Separate Tariff From Subsidy

Independent India avoided the temptation of building an artificially low auto-fuel-based economy as was prevalent (then) in the US and was copied by Pakistan to their peril.

However, it designed electricity tariffs in socialistic lines on the ‘rich-subsidises-poor’ formula. Large industrial customers are considered rich. On top of everything, states were granted near complete rights in electricity distribution.

Together they created a political economy that has proven itself to be extremely detrimental to national interests. The Electricity Act 2003, tried to correct part of it by setting a regulatory goal to eliminate cross-subsidy. But the 2007 amendment to the act deleted that provision.

The damage is manifold. The first casualty is transparent tariff discovery. DISCOMs don’t need to invest in extensive downstream infrastructure to serve a large industrial customer. On the contrary, the smaller the customer, higher the technical and commercial costs.

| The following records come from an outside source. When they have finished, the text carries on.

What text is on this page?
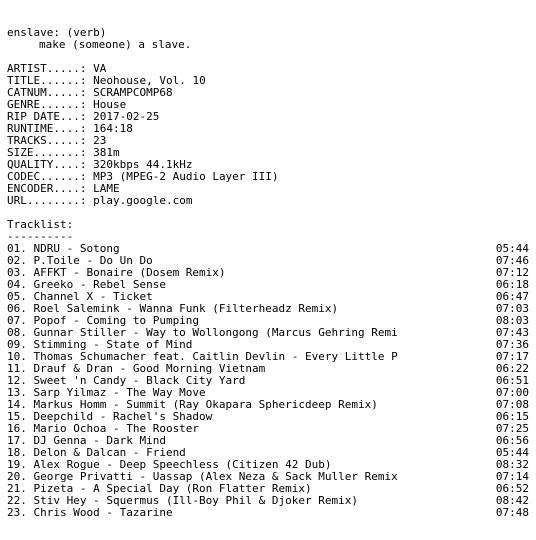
enslave: (verb)
make (someone) a slave.
ARTIST.....: VA
TITLE......: Neohouse, Vol. 10
CATNUM.....: SCRAMPCOMP68
GENRE......: House
RIP DATE...: 2017-02-25
RUNTIME....: 164:18
TRACKS.....: 23
SIZE.......: 381m
QUALITY....: 320kbps 44.1kHz
CODEC......: MP3 (MPEG-2 Audio Layer III)
ENCODER....: LAME
URL........: play.google.com
Tracklist:
----------
01. NDRU - Sotong	05:44
02. P.Toile - Do Un Do	07:46
03. AFFKT - Bonaire (Dosem Remix)	07:12
04. Greeko - Rebel Sense	06:18
05. Channel X - Ticket	06:47
06. Roel Salemink - Wanna Funk (Filterheadz Remix)	07:03
07. Popof - Coming to Pumping	08:03
08. Gunnar Stiller - Way to Wollongong (Marcus Gehring Remi	07:43
09. Stimming - State of Mind	07:36
10. Thomas Schumacher feat. Caitlin Devlin - Every Little P	07:17
11. Drauf & Dran - Good Morning Vietnam	06:22
12. Sweet 'n Candy - Black City Yard	06:51
13. Sarp Yilmaz - The Way Move	07:00
14. Markus Homm - Summit (Ray Okapara Sphericdeep Remix)	07:08
15. Deepchild - Rachel's Shadow	06:15
16. Mario Ochoa - The Rooster	07:25
17. DJ Genna - Dark Mind	06:56
18. Delon & Dalcan - Friend	05:44
19. Alex Rogue - Deep Speechless (Citizen 42 Dub)	08:32
20. George Privatti - Uassap (Alex Neza & Sack Muller Remix	07:14
21. Pizeta - A Special Day (Ron Flatter Remix)	06:52
22. Stiv Hey - Squermus (Ill-Boy Phil & Djoker Remix)	08:42
23. Chris Wood - Tazarine	07:48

This is exactly why residential customers pay higher tariffs than the industry in the West. India has a way larger population to serve and the number of small customers has gone up dramatically in the last decade. But the tariff is kept artificially low.

Officially, the gap is mitigated by up to 20 per cent cross-subsidy. In reality, the gap is significantly wider than the allowed subsidy band.

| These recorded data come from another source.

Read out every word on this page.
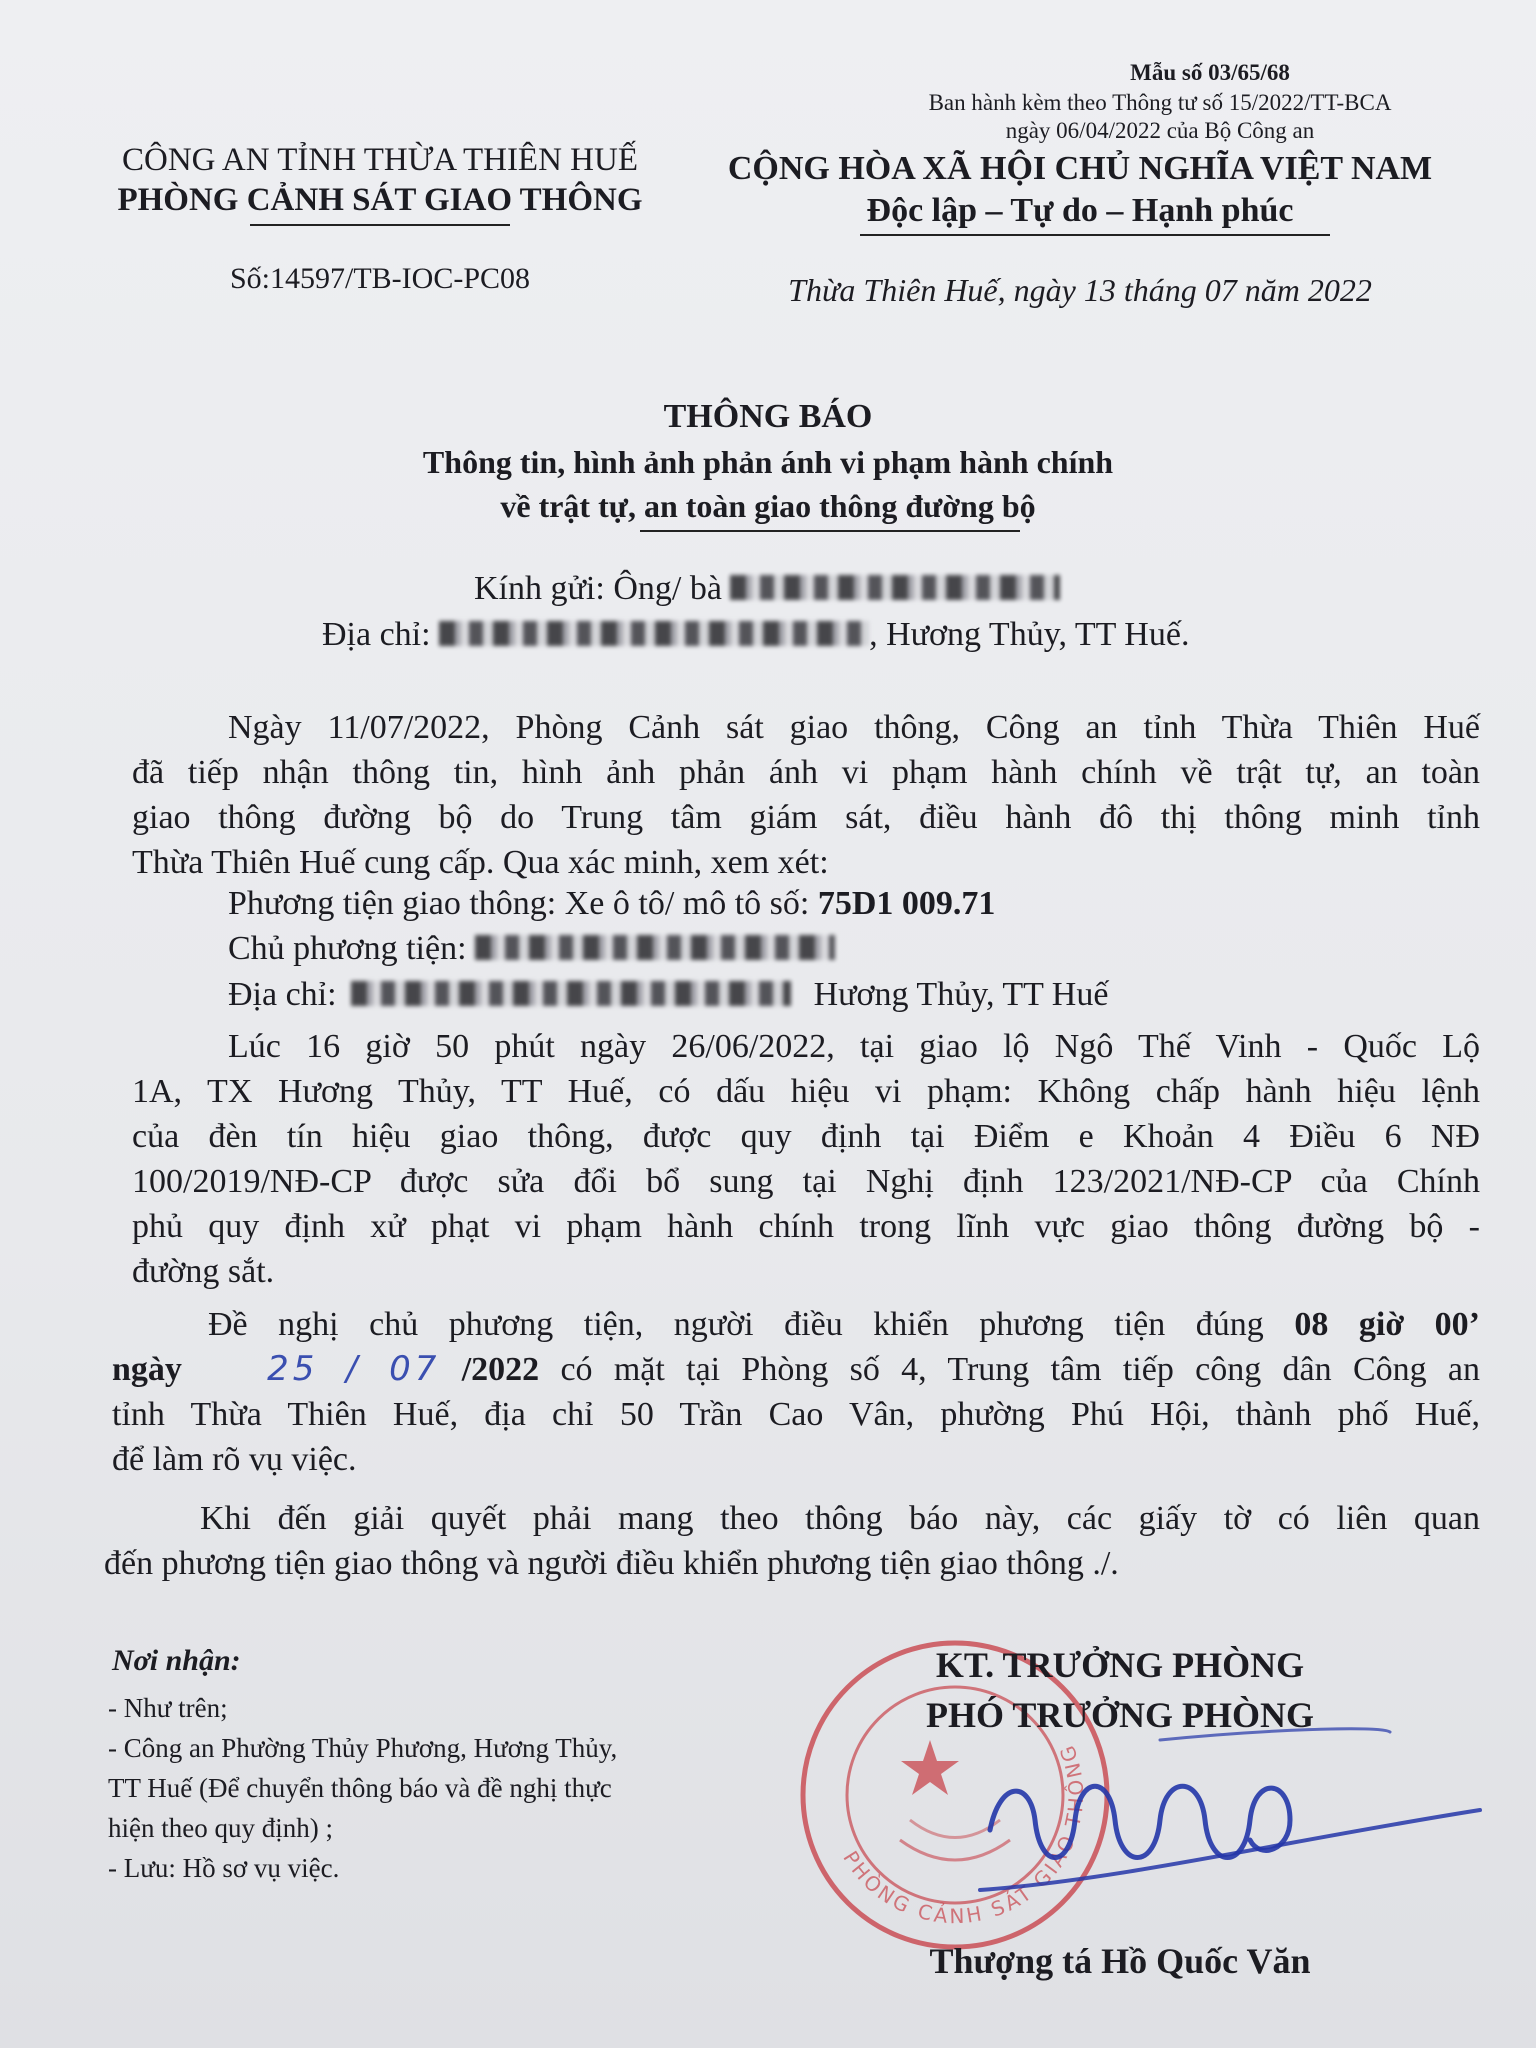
Mẫu số 03/65/68
Ban hành kèm theo Thông tư số 15/2022/TT-BCA
ngày 06/04/2022 của Bộ Công an
CÔNG AN TỈNH THỪA THIÊN HUẾ
PHÒNG CẢNH SÁT GIAO THÔNG
Số:14597/TB-IOC-PC08
CỘNG HÒA XÃ HỘI CHỦ NGHĨA VIỆT NAM
Độc lập – Tự do – Hạnh phúc
Thừa Thiên Huế, ngày 13 tháng 07 năm 2022
THÔNG BÁO
Thông tin, hình ảnh phản ánh vi phạm hành chính
về trật tự, an toàn giao thông đường bộ
Kính gửi: Ông/ bà
Địa chỉ:	, Hương Thủy, TT Huế.
Ngày 11/07/2022, Phòng Cảnh sát giao thông, Công an tỉnh Thừa Thiên Huế
đã tiếp nhận thông tin, hình ảnh phản ánh vi phạm hành chính về trật tự, an toàn
giao thông đường bộ do Trung tâm giám sát, điều hành đô thị thông minh tỉnh
Thừa Thiên Huế cung cấp. Qua xác minh, xem xét:
Phương tiện giao thông: Xe ô tô/ mô tô số: 75D1 009.71
Chủ phương tiện:
Địa chỉ:	Hương Thủy, TT Huế
Lúc 16 giờ 50 phút ngày 26/06/2022, tại giao lộ Ngô Thế Vinh - Quốc Lộ
1A, TX Hương Thủy, TT Huế, có dấu hiệu vi phạm: Không chấp hành hiệu lệnh
của đèn tín hiệu giao thông, được quy định tại Điểm e Khoản 4 Điều 6 NĐ
100/2019/NĐ-CP được sửa đổi bổ sung tại Nghị định 123/2021/NĐ-CP của Chính
phủ quy định xử phạt vi phạm hành chính trong lĩnh vực giao thông đường bộ -
đường sắt.
Đề nghị chủ phương tiện, người điều khiển phương tiện đúng 08 giờ 00’
ngày	25 / 07 /2022 có mặt tại Phòng số 4, Trung tâm tiếp công dân Công an
tỉnh Thừa Thiên Huế, địa chỉ 50 Trần Cao Vân, phường Phú Hội, thành phố Huế,
để làm rõ vụ việc.
Khi đến giải quyết phải mang theo thông báo này, các giấy tờ có liên quan
đến phương tiện giao thông và người điều khiển phương tiện giao thông ./.
Nơi nhận:
- Như trên;
- Công an Phường Thủy Phương, Hương Thủy,
TT Huế (Để chuyển thông báo và đề nghị thực
hiện theo quy định) ;
- Lưu: Hồ sơ vụ việc.	PHÒNG CẢNH SÁT GIAO THÔNG
KT. TRƯỞNG PHÒNG
PHÓ TRƯỞNG PHÒNG
Thượng tá Hồ Quốc Văn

Moreover, several studies indicate that the Indian industry is losing export competitiveness due to relatively high electricity tariffs.

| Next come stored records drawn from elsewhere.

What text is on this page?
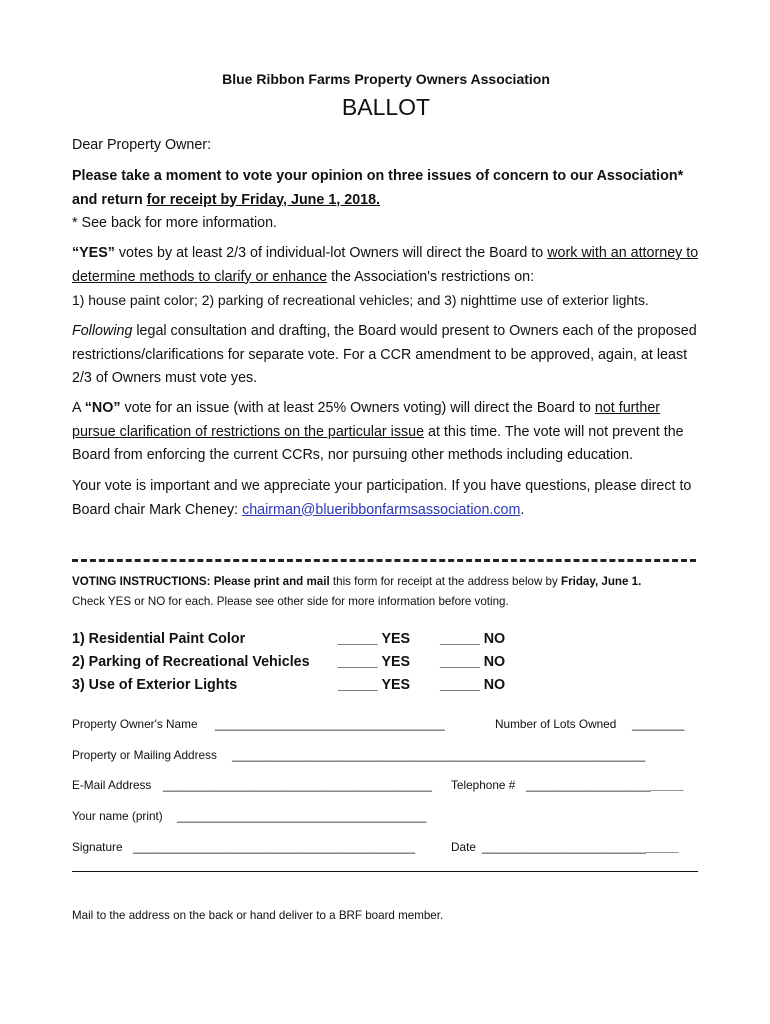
Blue Ribbon Farms Property Owners Association
BALLOT
Dear Property Owner:
Please take a moment to vote your opinion on three issues of concern to our Association* and return for receipt by Friday, June 1, 2018.
* See back for more information.
“YES” votes by at least 2/3 of individual-lot Owners will direct the Board to work with an attorney to determine methods to clarify or enhance the Association's restrictions on:
1) house paint color; 2) parking of recreational vehicles; and 3) nighttime use of exterior lights.
Following legal consultation and drafting, the Board would present to Owners each of the proposed restrictions/clarifications for separate vote. For a CCR amendment to be approved, again, at least 2/3 of Owners must vote yes.
A “NO” vote for an issue (with at least 25% Owners voting) will direct the Board to not further pursue clarification of restrictions on the particular issue at this time. The vote will not prevent the Board from enforcing the current CCRs, nor pursuing other methods including education.
Your vote is important and we appreciate your participation. If you have questions, please direct to Board chair Mark Cheney: chairman@blueribbonfarmsassociation.com.
VOTING INSTRUCTIONS: Please print and mail this form for receipt at the address below by Friday, June 1.
Check YES or NO for each. Please see other side for more information before voting.
1) Residential Paint Color	_____ YES _____ NO
2) Parking of Recreational Vehicles _____ YES _____ NO
3) Use of Exterior Lights	_____ YES _____ NO
Property Owner's Name ___________________________________	Number of Lots Owned ________
Property or Mailing Address _______________________________________________________________
E-Mail Address _________________________________________ Telephone # ________________________
Your name (print) ______________________________________
Signature ___________________________________________	Date ______________________________
Mail to the address on the back or hand deliver to a BRF board member.
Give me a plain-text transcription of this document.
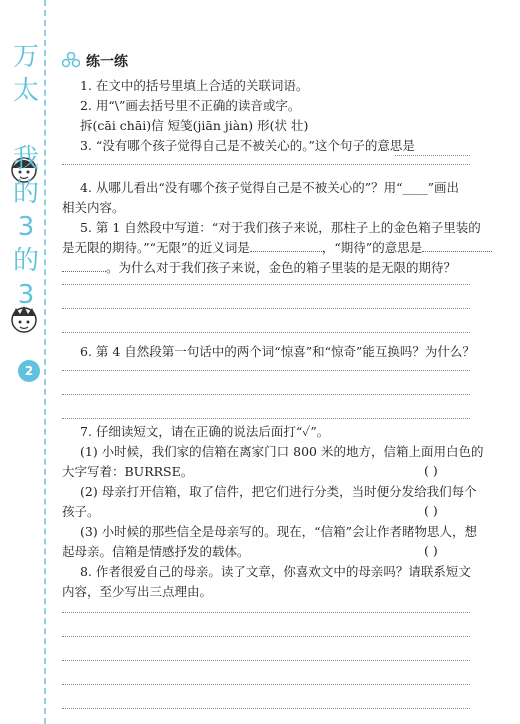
万
太
我
的
3
的
3
2
练一练
1. 在文中的括号里填上合适的关联词语。
2. 用“\”画去括号里不正确的读音或字。
拆(cāi chāi)信 短笺(jiān jiàn) 形(状 壮)
3. “没有哪个孩子觉得自己是不被关心的。”这个句子的意思是
4. 从哪儿看出“没有哪个孩子觉得自己是不被关心的”？用“____”画出
相关内容。
5. 第 1 自然段中写道：“对于我们孩子来说，那柱子上的金色箱子里装的
是无限的期待。”“无限”的近义词是	，“期待”的意思是
。为什么对于我们孩子来说，金色的箱子里装的是无限的期待？
6. 第 4 自然段第一句话中的两个词“惊喜”和“惊奇”能互换吗？为什么？
7. 仔细读短文，请在正确的说法后面打“✓”。
(1) 小时候，我们家的信箱在离家门口 800 米的地方，信箱上面用白色的
大字写着：BURRSE。	( )
(2) 母亲打开信箱，取了信件，把它们进行分类，当时便分发给我们每个
孩子。	( )
(3) 小时候的那些信全是母亲写的。现在，“信箱”会让作者睹物思人，想
起母亲。信箱是情感抒发的载体。	( )
8. 作者很爱自己的母亲。读了文章，你喜欢文中的母亲吗？请联系短文
内容，至少写出三点理由。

It means there is little room for any further cross-subsidy and the ruling politicians in states — particularly those aspiring to attract investment — know that.

As a shortcut solution, they are abusing the subsidy provision and the political control over the state regulator.

The state regulator deprives just tariff to the DISCOM both in terms of announcing the advance or projected tariff for a year and, by delaying or denying the truing-up of costs, which is done after the year.

Creating regulatory assets is another trick. To complete the cycle, the state subsidies announced with much fanfare rarely come in time. As if that’s not all, despite such rampant financial engineering, the average realisation in India is Rs 0.39 a unit short of the average cost.

The need of the hour is the removal of cross-subsidy and move to a market-determined tariff regime. State governments should be eligible to give subsidies but only as direct benefit transfer (DBT), to bring an end to the nexus. The new bill largely bypassed these issues.

Discipline Habitual Offenders

It is also to be considered if the nation should take exception to habitual offenders. A closer look at the numbers will reveal that the majority of the total outstanding to GENCOs is contributed by select states like Tamil Nadu, Maharashtra, Andhra Pradesh, Telangana, Rajasthan, etc.

These states have always featured on the list, irrespective of whichever party is in power. Ask coal companies, and they will tell you that they have always had a hard time recovering dues from Rajasthan. Private power producers were traditionally wary of payment delays by Tamil Nadu.

And it is not that these states are any ‘paupers’. Tamil Nadu and Maharashtra are India’s top industrialised states with their own-tax revenue clocking over 70 per cent of the total receipts. But when it comes to unpaid bills to GENCOs, these two states contribute nearly half of the total.

The reasons are not hard to find.

Over the last two decades, there were eight changes in the position of chief minister of Tamil Nadu. It is questionable if the electricity tariff was revised even half the number of times.

The state utility approached the regulator for tariff revision in 2010, after a gap of seven years. In July 2022, the Tamil Nadu Generation and Distribution Corporation (Tangedco) hiked tariffs after eight years. Not to mention that such hikes were not adequate.

Essentially, therefore, a few states made it a practice to enjoy free lunch. Every bailout gave them the opportunity to pile up fresh outstanding dues. The Comptroller and Auditor-General recently pulled up the DISCOM in Tamil Nadu for failing to turn around despite availing UDAY. The buck must stop here.